Program Provides HOPE For Cancer Patients
from The Children's Hospital (TCH) News, November 2005
Hope is a concept cancer patients must believe in when battling cancer.
But once patients have conquered their cancer, they have the option of attending HOPE (Helping Oncology Patients Excel), a clinic at The Children’s Hospital. HOPE offers cancer-free patients a chance to come to Children’s to learn about their disease, its treatment, and how to live healthy lifestyles after surviving cancer.
HOPE was one of the first clinics of its kind in the country, and it was founded at Children’s. The clinic was created in 1987 to provide support and education to childhood cancer survivors of all ages. In the 1960s, the cure rate for childhood leukemia was around 5 percent; now the cure rate is more than 70 percent. With high survivor rates, the clinic is even more important since more children and adolescents are now learning to live life after cancer.

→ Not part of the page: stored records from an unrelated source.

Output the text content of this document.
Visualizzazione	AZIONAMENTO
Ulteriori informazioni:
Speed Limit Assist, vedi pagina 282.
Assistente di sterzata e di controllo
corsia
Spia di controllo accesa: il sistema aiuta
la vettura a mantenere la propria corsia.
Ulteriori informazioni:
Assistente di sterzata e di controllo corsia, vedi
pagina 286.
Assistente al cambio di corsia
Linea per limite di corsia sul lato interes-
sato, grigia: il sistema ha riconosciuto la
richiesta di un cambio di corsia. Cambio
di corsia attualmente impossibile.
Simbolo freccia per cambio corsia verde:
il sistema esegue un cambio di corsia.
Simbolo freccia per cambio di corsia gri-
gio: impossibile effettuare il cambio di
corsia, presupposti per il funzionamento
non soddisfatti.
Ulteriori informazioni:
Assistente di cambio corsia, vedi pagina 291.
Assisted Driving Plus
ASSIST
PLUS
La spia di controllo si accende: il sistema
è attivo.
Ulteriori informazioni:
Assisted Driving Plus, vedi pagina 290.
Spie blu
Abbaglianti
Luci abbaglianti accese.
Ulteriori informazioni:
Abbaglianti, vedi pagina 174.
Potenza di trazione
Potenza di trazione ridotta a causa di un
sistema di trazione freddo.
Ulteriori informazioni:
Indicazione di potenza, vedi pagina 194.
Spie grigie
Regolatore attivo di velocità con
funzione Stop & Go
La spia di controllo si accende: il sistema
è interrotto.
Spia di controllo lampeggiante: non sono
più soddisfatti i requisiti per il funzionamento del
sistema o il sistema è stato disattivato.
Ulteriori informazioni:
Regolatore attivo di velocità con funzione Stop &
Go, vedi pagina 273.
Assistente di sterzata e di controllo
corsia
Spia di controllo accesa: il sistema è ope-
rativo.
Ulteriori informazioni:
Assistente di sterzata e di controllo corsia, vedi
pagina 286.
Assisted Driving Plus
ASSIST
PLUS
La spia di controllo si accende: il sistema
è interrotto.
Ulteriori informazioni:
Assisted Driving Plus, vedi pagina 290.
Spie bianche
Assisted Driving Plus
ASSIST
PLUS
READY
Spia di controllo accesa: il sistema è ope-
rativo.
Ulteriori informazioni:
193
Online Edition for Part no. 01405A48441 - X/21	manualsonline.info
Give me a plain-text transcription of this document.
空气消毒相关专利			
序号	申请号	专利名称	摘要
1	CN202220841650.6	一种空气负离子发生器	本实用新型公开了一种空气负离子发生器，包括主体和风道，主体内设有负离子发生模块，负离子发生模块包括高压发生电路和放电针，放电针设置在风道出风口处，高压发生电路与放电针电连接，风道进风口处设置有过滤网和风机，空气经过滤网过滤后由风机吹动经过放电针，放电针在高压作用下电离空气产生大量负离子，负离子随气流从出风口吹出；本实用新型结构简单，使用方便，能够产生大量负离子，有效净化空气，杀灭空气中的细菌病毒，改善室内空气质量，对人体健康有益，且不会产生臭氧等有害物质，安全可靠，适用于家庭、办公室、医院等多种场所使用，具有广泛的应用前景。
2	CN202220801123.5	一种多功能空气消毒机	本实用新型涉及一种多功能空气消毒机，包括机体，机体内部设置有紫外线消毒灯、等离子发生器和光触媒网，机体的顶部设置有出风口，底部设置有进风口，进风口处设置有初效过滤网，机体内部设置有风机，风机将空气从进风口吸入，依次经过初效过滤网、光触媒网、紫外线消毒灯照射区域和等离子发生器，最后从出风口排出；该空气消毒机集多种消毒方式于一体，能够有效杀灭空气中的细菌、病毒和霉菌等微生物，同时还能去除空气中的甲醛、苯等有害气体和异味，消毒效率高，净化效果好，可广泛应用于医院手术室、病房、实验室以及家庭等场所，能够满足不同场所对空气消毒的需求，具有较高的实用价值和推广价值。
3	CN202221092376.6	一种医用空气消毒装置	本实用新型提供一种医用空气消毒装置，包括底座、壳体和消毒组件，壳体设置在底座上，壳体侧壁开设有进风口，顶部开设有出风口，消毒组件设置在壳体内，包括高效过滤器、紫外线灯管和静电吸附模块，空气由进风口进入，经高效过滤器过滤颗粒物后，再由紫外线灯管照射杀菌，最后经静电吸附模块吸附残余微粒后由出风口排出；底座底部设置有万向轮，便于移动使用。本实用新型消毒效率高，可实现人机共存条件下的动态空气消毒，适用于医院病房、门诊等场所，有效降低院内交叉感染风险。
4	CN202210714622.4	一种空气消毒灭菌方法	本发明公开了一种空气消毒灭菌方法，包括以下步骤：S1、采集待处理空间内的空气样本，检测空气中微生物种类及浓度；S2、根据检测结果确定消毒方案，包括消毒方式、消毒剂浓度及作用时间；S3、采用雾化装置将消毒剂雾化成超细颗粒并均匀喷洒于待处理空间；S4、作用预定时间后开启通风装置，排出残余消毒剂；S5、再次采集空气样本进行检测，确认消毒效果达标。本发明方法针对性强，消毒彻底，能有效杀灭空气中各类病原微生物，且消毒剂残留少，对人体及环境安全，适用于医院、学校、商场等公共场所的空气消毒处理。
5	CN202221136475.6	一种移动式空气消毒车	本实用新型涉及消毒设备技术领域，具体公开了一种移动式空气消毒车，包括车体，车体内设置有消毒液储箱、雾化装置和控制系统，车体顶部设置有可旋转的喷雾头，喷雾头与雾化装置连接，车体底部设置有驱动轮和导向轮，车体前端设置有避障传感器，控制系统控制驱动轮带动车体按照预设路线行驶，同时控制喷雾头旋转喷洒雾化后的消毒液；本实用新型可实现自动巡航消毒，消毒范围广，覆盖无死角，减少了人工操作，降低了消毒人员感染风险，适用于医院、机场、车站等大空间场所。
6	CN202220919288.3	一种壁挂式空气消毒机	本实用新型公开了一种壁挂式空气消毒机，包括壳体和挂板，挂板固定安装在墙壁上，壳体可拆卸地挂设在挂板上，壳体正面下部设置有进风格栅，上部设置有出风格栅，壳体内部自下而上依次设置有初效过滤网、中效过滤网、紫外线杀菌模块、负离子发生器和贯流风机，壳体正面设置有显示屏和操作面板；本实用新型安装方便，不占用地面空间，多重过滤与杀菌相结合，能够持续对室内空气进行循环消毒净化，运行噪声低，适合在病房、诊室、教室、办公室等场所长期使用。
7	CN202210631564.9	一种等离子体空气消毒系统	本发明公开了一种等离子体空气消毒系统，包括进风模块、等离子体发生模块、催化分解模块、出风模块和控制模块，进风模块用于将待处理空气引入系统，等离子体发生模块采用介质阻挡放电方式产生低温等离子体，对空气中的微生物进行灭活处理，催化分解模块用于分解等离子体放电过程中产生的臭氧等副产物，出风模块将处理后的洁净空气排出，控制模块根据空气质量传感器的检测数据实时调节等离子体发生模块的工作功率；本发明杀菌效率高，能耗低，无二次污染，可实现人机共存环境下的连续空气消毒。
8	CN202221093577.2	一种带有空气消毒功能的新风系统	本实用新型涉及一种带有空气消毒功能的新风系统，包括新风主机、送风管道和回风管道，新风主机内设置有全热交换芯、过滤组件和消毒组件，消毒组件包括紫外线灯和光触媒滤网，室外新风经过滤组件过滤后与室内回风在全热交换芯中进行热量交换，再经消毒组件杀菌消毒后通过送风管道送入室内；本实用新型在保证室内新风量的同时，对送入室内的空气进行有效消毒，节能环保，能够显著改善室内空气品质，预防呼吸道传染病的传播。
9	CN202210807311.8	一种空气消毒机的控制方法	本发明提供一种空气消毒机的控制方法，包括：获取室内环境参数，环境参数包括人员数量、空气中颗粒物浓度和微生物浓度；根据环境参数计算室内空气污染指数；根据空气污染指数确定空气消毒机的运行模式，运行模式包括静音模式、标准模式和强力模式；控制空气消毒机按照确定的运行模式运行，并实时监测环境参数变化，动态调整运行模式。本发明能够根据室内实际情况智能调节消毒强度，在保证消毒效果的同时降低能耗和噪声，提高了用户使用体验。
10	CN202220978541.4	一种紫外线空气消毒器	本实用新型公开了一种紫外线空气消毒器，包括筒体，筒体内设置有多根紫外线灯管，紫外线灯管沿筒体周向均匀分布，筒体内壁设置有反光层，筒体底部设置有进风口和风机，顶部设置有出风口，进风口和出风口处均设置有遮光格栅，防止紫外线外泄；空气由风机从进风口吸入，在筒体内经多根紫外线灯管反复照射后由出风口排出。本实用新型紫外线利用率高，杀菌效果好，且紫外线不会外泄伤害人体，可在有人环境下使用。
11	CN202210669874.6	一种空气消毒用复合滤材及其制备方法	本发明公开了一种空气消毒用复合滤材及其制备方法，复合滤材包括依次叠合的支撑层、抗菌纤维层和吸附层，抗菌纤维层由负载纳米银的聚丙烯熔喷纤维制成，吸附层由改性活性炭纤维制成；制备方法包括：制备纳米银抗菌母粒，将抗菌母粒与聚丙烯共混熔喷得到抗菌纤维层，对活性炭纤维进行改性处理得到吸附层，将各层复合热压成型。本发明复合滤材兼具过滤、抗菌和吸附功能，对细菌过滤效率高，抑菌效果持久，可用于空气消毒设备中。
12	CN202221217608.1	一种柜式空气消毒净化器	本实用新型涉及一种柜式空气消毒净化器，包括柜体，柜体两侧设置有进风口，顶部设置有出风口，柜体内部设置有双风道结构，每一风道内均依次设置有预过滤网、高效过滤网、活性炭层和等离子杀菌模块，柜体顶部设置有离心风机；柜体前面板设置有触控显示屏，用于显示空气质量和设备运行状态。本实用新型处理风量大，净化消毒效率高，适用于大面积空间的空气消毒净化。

“For oncology patients to excel, they need to get information about the long-term side effects of the treatment they received and living as a cancer survivor,” said Brian Greffe, MD, associate professor of Pediatrics and director of the HOPE clinic. “They have a higher risk of being diagnosed with cancer later in life than people who have not survived childhood cancer.”
During the clinic, cancer survivors meet with at least five care providers, including an oncologist, a nurse, a social worker, a neurological psychologist and a dietitian.
“The multidisciplinary approach is what makes this program so successful,” Dr. Greffe said. “There are many psychological and physical issues that happen to patients after surgery and treatments, so it’s important that we understand and address all the needs of each patient.”
The clinic is held on the third and fourth Thursdays of each month in the Hematology, Oncology and Bone Marrow Transplant Clinic on the fourth floor. The third Thursday is for oncology patients; the fourth Thursday is for bone-marrow transplant patients. Childhood cancer survivors diagnosed between the ages of birth to 18 are eligible. Patients also must meet the criteria of being five or more years past diagnosis and two years or more off therapy.
Many of the patients involved in HOPE are also participants in a nationwide study called Children Cancer Survivor Study, involving 27 institutions and more than 13,000 participants. The study is researching the medical, emotional, financial and psychological effects of pediatric cancer survivors diagnosed between 1970 to 1986.
“The information from this study is crucial in understanding how these survivors are doing both medically and emotionally,” Dr. Greffe said. “We can use the research to further advance our HOPE program.”
In the future, HOPE will be expanding as an outreach clinic for cancer survivors in Grand Junction . Also, the clinic will begin to focus on meeting with patients as they are finishing their treatments, creating a transition service into the HOPE clinic to identify issues early on.
Dr. Greffe said he enjoyed seeing the personal and professional growth that patients experience as a result of beating cancer, then moving on to lead happy lives. “We’re making a difference and giving HOPE to cancer survivors,” he said.